Historiek en context
Ensemble van vier burgerhuizen gebouwd in opdracht van de advocaat Polydore Van de Velde, naar ontwerpen door de architect Edmond Van Waeterschoodt uit 1892 en 1894. In een eerste fase werden de nummers 9 en 11 opgetrokken, in een tweede fase de nummers 5 en 7. De twee middenpanden (nummers 7 en 9) hebben een geïndividualiseerd gevelfront in neo-Vlaamserenaissance-stijl, de twee zijpanden (nummers 5 en 11) in neoclassicistische stijl.

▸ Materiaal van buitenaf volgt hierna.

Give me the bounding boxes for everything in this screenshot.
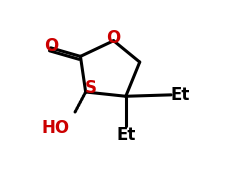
Text: Et: Et [170,86,189,104]
Text: S: S [85,79,97,97]
Text: HO: HO [41,119,69,137]
Text: O: O [106,29,121,47]
Text: Et: Et [116,126,135,144]
Text: O: O [44,37,58,55]
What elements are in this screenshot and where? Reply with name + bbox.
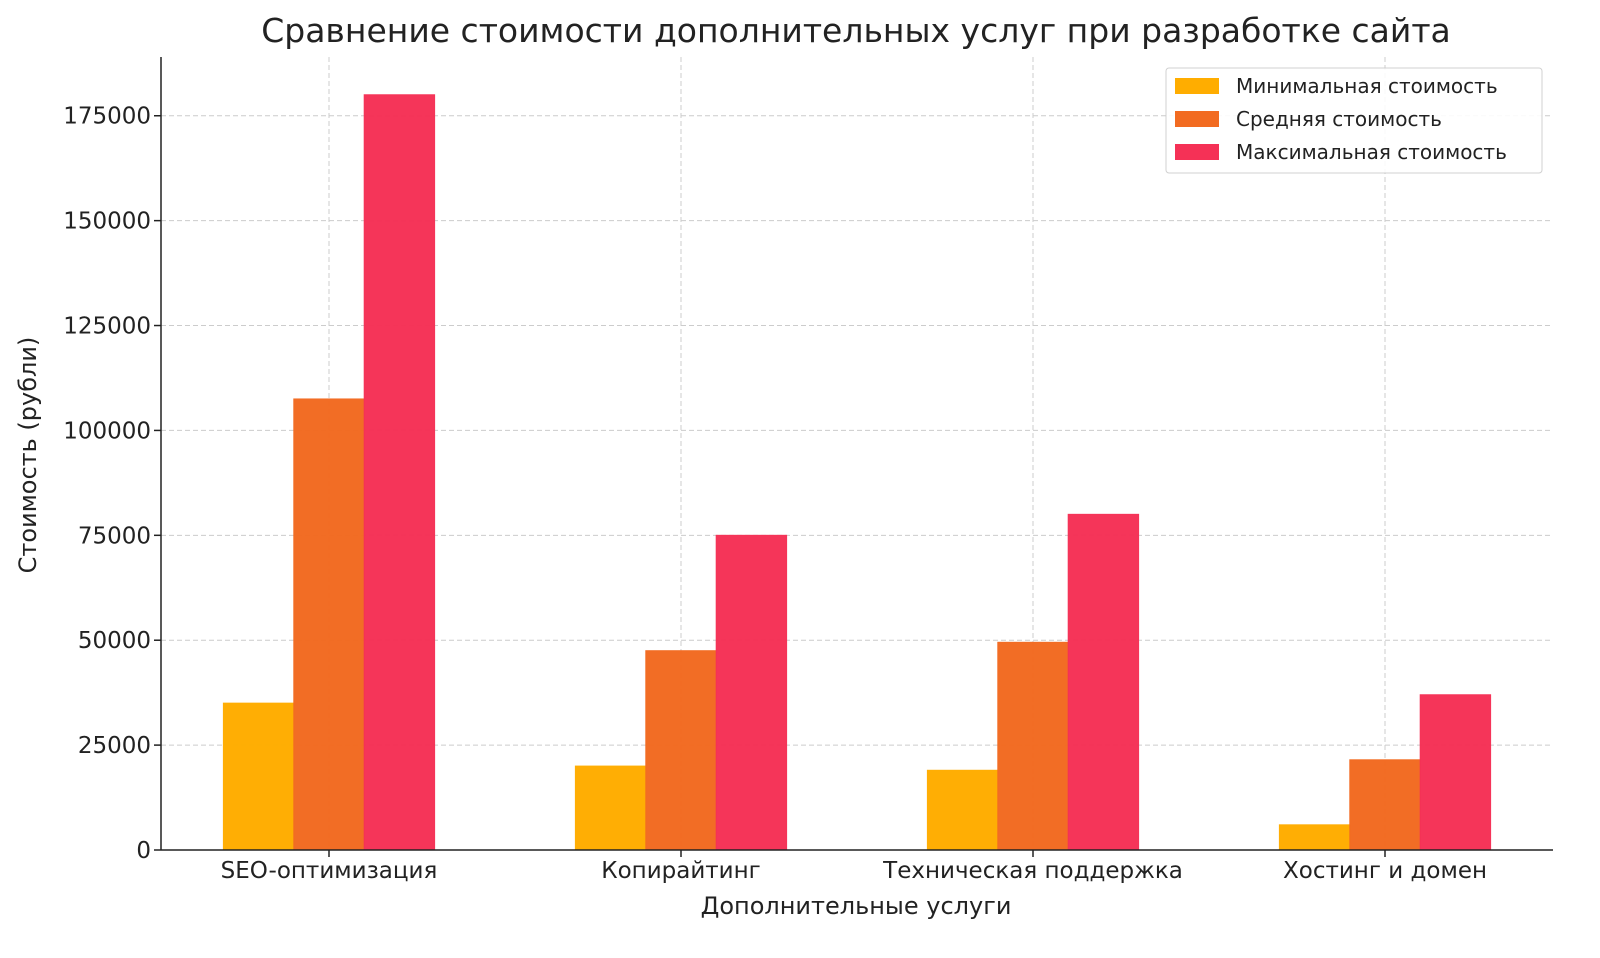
y-tick-label: 50000 <box>78 628 151 654</box>
y-tick-label: 150000 <box>63 209 151 235</box>
y-tick-label: 75000 <box>78 523 151 549</box>
x-tick-label: Копирайтинг <box>601 858 761 884</box>
y-tick-label: 125000 <box>63 314 151 340</box>
y-tick-label: 0 <box>136 838 151 864</box>
bar-max <box>363 94 436 851</box>
legend-label: Средняя стоимость <box>1236 107 1442 131</box>
y-axis-label: Стоимость (рубли) <box>14 337 42 574</box>
bar-max <box>1419 694 1492 851</box>
bar-avg <box>997 641 1069 851</box>
x-tick-label: Техническая поддержка <box>882 858 1183 884</box>
bar-max <box>715 534 788 851</box>
bar-min <box>222 702 295 851</box>
legend-swatch <box>1175 78 1219 94</box>
legend-label: Минимальная стоимость <box>1236 74 1498 98</box>
y-tick-label: 25000 <box>78 733 151 759</box>
chart-title: Сравнение стоимости дополнительных услуг… <box>261 11 1451 50</box>
x-tick-label: Хостинг и домен <box>1283 858 1487 884</box>
legend-label: Максимальная стоимость <box>1236 140 1507 164</box>
bar-avg <box>293 398 365 851</box>
bar-avg <box>645 650 717 851</box>
y-tick-label: 100000 <box>63 418 151 444</box>
x-tick-label: SEO-оптимизация <box>221 858 438 884</box>
bar-max <box>1067 513 1140 851</box>
legend-swatch <box>1175 111 1219 127</box>
y-tick-label: 175000 <box>63 104 151 130</box>
x-axis-label: Дополнительные услуги <box>701 892 1012 920</box>
bar-avg <box>1349 759 1421 851</box>
bar-min <box>574 765 647 851</box>
legend-swatch <box>1175 144 1219 160</box>
legend-box <box>1165 67 1543 174</box>
bars <box>222 94 1492 851</box>
bar-min <box>1278 824 1351 851</box>
axes: 0 25000 50000 75000 100000 125000 150000 175000… <box>63 57 1553 884</box>
legend: Минимальная стоимость Средняя стоимость Ма… <box>1165 67 1543 174</box>
bar-min <box>926 769 999 851</box>
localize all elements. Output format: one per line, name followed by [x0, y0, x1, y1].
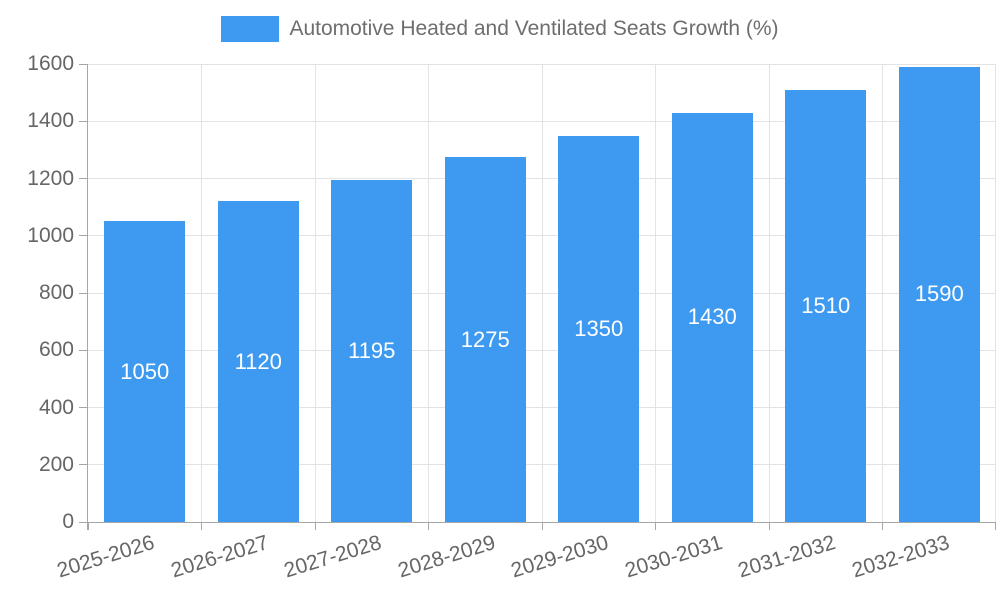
bar[interactable]: 1120	[217, 201, 299, 522]
y-axis-tick	[79, 349, 88, 351]
x-axis-tick	[655, 522, 656, 530]
gridline-vertical	[882, 64, 883, 522]
bar-value-label: 1590	[914, 281, 964, 307]
bar-value-label: 1350	[574, 315, 624, 341]
bar[interactable]: 1510	[785, 89, 867, 522]
legend[interactable]: Automotive Heated and Ventilated Seats G…	[0, 16, 1000, 42]
x-axis-tick	[87, 522, 89, 530]
bar-value-label: 1430	[687, 304, 737, 330]
x-axis-tick	[541, 522, 543, 530]
x-axis-tick	[314, 522, 316, 530]
bar[interactable]: 1430	[671, 112, 753, 522]
y-axis-tick-label: 0	[62, 510, 74, 533]
gridline-vertical	[201, 64, 202, 522]
y-axis-tick	[79, 292, 88, 294]
bar-value-label: 1275	[460, 326, 510, 352]
bar[interactable]: 1350	[558, 135, 640, 522]
x-axis-tick-label: 2028-2029	[395, 531, 498, 583]
bar[interactable]: 1590	[898, 66, 980, 522]
x-axis-tick	[428, 522, 429, 530]
y-axis-tick-label: 800	[38, 281, 74, 304]
y-axis-tick	[79, 63, 88, 65]
gridline-vertical	[428, 64, 429, 522]
x-axis-tick-label: 2029-2030	[508, 531, 612, 583]
y-axis-tick-label: 600	[38, 338, 74, 362]
y-axis-line	[87, 64, 88, 530]
y-axis-tick-label: 1000	[27, 223, 74, 247]
x-axis-tick-label: 2030-2031	[622, 531, 725, 583]
y-axis-tick	[79, 521, 88, 523]
x-axis-tick-label: 2031-2032	[735, 531, 839, 583]
gridline-vertical	[655, 64, 656, 522]
y-axis-tick	[79, 235, 88, 237]
bar-value-label: 1510	[801, 292, 851, 318]
y-axis-tick	[79, 178, 88, 179]
y-axis-tick-label: 1200	[27, 166, 74, 190]
plot-area: 1050 1120 1195 1275 1350 1430 1510 1590	[88, 63, 996, 522]
y-axis-tick-label: 400	[38, 395, 74, 419]
bar-value-label: 1120	[234, 348, 282, 374]
x-axis-tick-label: 2027-2028	[281, 531, 385, 583]
bar-value-label: 1195	[348, 337, 396, 363]
bar[interactable]: 1275	[444, 157, 526, 522]
y-axis-tick	[79, 464, 88, 466]
y-axis-tick-label: 1600	[27, 52, 74, 75]
x-axis-tick-label: 2025-2026	[54, 531, 158, 583]
bar[interactable]: 1050	[104, 221, 186, 522]
x-axis-tick	[201, 522, 202, 530]
x-axis-tick	[768, 522, 770, 530]
gridline-vertical	[314, 64, 316, 522]
y-axis-tick	[79, 120, 88, 122]
gridline-vertical	[768, 64, 770, 522]
x-axis-tick-label: 2032-2033	[849, 531, 952, 583]
bar-value-label: 1050	[120, 358, 170, 384]
x-axis-tick-label: 2026-2027	[168, 531, 271, 583]
legend-series-label: Automotive Heated and Ventilated Seats G…	[289, 17, 779, 40]
y-axis-tick-label: 200	[38, 452, 74, 476]
y-axis-tick-label: 1400	[27, 109, 74, 133]
x-axis-tick	[882, 522, 883, 530]
legend-swatch	[221, 16, 280, 42]
x-axis-tick	[994, 522, 996, 530]
bar[interactable]: 1195	[331, 179, 413, 522]
gridline-vertical	[541, 64, 543, 522]
gridline-vertical	[994, 64, 996, 522]
y-axis-tick	[79, 407, 88, 408]
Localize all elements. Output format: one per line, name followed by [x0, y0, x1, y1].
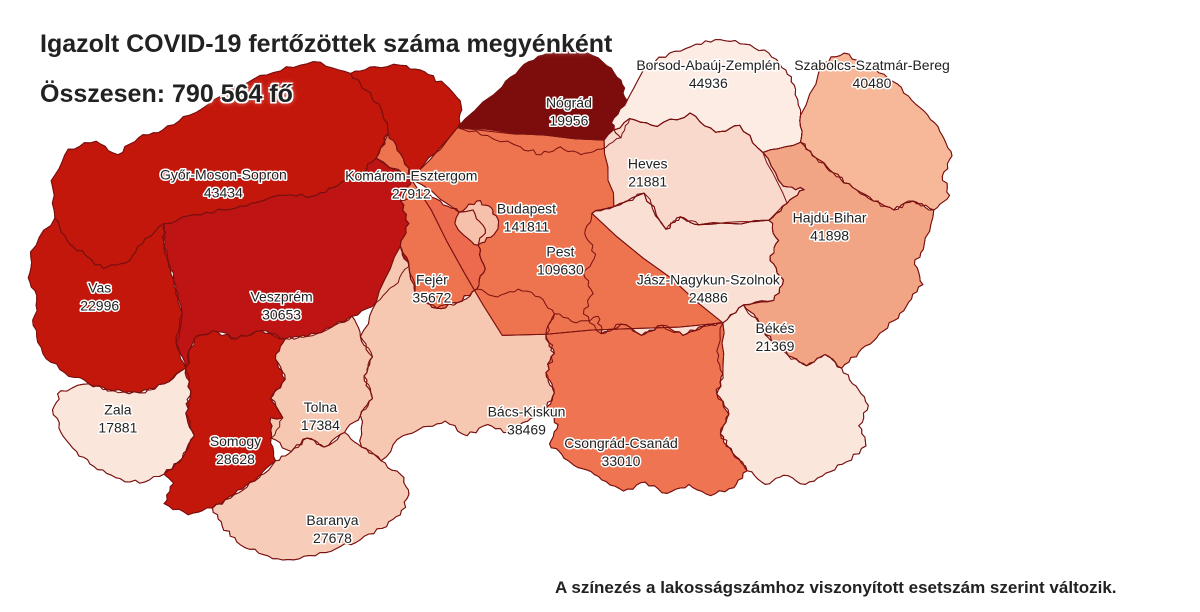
svg-text:33010: 33010: [602, 453, 641, 469]
svg-text:Borsod-Abaúj-Zemplén: Borsod-Abaúj-Zemplén: [636, 57, 780, 73]
svg-text:Hajdú-Bihar: Hajdú-Bihar: [793, 210, 867, 226]
svg-text:44936: 44936: [689, 75, 728, 91]
svg-text:Budapest: Budapest: [497, 200, 556, 216]
svg-text:43434: 43434: [204, 185, 243, 201]
svg-text:Szabolcs-Szatmár-Bereg: Szabolcs-Szatmár-Bereg: [794, 57, 950, 73]
svg-text:28628: 28628: [216, 451, 255, 467]
svg-text:Nógrád: Nógrád: [546, 94, 592, 110]
svg-text:21369: 21369: [756, 338, 795, 354]
svg-text:Heves: Heves: [628, 155, 668, 171]
svg-text:141811: 141811: [504, 218, 550, 234]
svg-text:17881: 17881: [98, 419, 137, 435]
svg-text:Jász-Nagykun-Szolnok: Jász-Nagykun-Szolnok: [637, 272, 781, 288]
svg-text:27678: 27678: [313, 530, 352, 546]
svg-text:19956: 19956: [549, 112, 588, 128]
svg-text:Vas: Vas: [88, 280, 111, 296]
svg-text:27912: 27912: [392, 186, 431, 202]
svg-text:Csongrád-Csanád: Csongrád-Csanád: [564, 435, 678, 451]
svg-text:Pest: Pest: [546, 243, 574, 259]
svg-text:Békés: Békés: [756, 320, 795, 336]
svg-text:35672: 35672: [412, 290, 451, 306]
svg-text:41898: 41898: [810, 228, 849, 244]
svg-text:Zala: Zala: [104, 401, 131, 417]
svg-text:Győr-Moson-Sopron: Győr-Moson-Sopron: [160, 167, 287, 183]
svg-text:21881: 21881: [628, 173, 667, 189]
svg-text:17384: 17384: [301, 417, 340, 433]
svg-text:Baranya: Baranya: [306, 512, 358, 528]
svg-text:30653: 30653: [262, 307, 301, 323]
svg-text:Bács-Kiskun: Bács-Kiskun: [488, 404, 566, 420]
svg-text:22996: 22996: [80, 298, 119, 314]
svg-text:Veszprém: Veszprém: [250, 289, 312, 305]
svg-text:38469: 38469: [507, 422, 546, 438]
svg-text:Tolna: Tolna: [304, 399, 338, 415]
svg-text:Somogy: Somogy: [210, 433, 261, 449]
svg-text:24886: 24886: [689, 290, 728, 306]
svg-text:Komárom-Esztergom: Komárom-Esztergom: [345, 168, 477, 184]
svg-text:40480: 40480: [853, 75, 892, 91]
svg-text:109630: 109630: [537, 261, 584, 277]
svg-text:Fejér: Fejér: [416, 272, 448, 288]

Het geheel is representatief voor de rijpe oeuvre van Edmond Van Waeterschoodt, die actief was vanaf omstreeks 1880 tot de eerste jaren van de Eerste Wereldoorlog. Tijdens de jaren 1890 legde hij zich vooral toe op de neo-Vlaamserenaissance, met als belangrijkste realisaties het herenhuis "Brabo" aan de Cogels-Osylei en het pittoreske hoekcomplex van de Transvaalstraat met het Tramplein, beide gelegen in de wijk Zurenborg. De woningen Mennen uit 1896 aan de Generaal Lemanstraat, zijn wat opstand en plattegrond betreft quasi identiek aan de twee middenpanden, met uitzondering van de deuromlijstingen.
Architectuur
De rijwoningen met een gevelbreedte van twee ongelijke (middenpanden) of drie traveeën (zijpanden), omvatten twee bouwlagen onder een zadeldak. De volgens repeterend schema gekoppelde nummers 5 en 7 beschikken bovendien over een volwaardig souterrain, volgens de bouwplannen oorspronkelijk bestemd voor de keuken. Deze neemt in de volgens spiegelbeeldschema gekoppelde nummers 9 en 11 vermoedelijk de achterbouw in. Verder beantwoordt de plattegrond aan de klassieke typologie van het bescheiden burgerhuis, met op de begane grond een voor- en achterplaats geflankeerd door de inkom- en traphal; enkel het nummer zeven beschikte oorspronkelijk over een veranda met bovenlicht ter breedte van de woning. De bovenverdieping telt twee grote slaapkamers in enfilade en een kleine zijkamer; de mansardekamers onder het dak hebben dezelfde indeling.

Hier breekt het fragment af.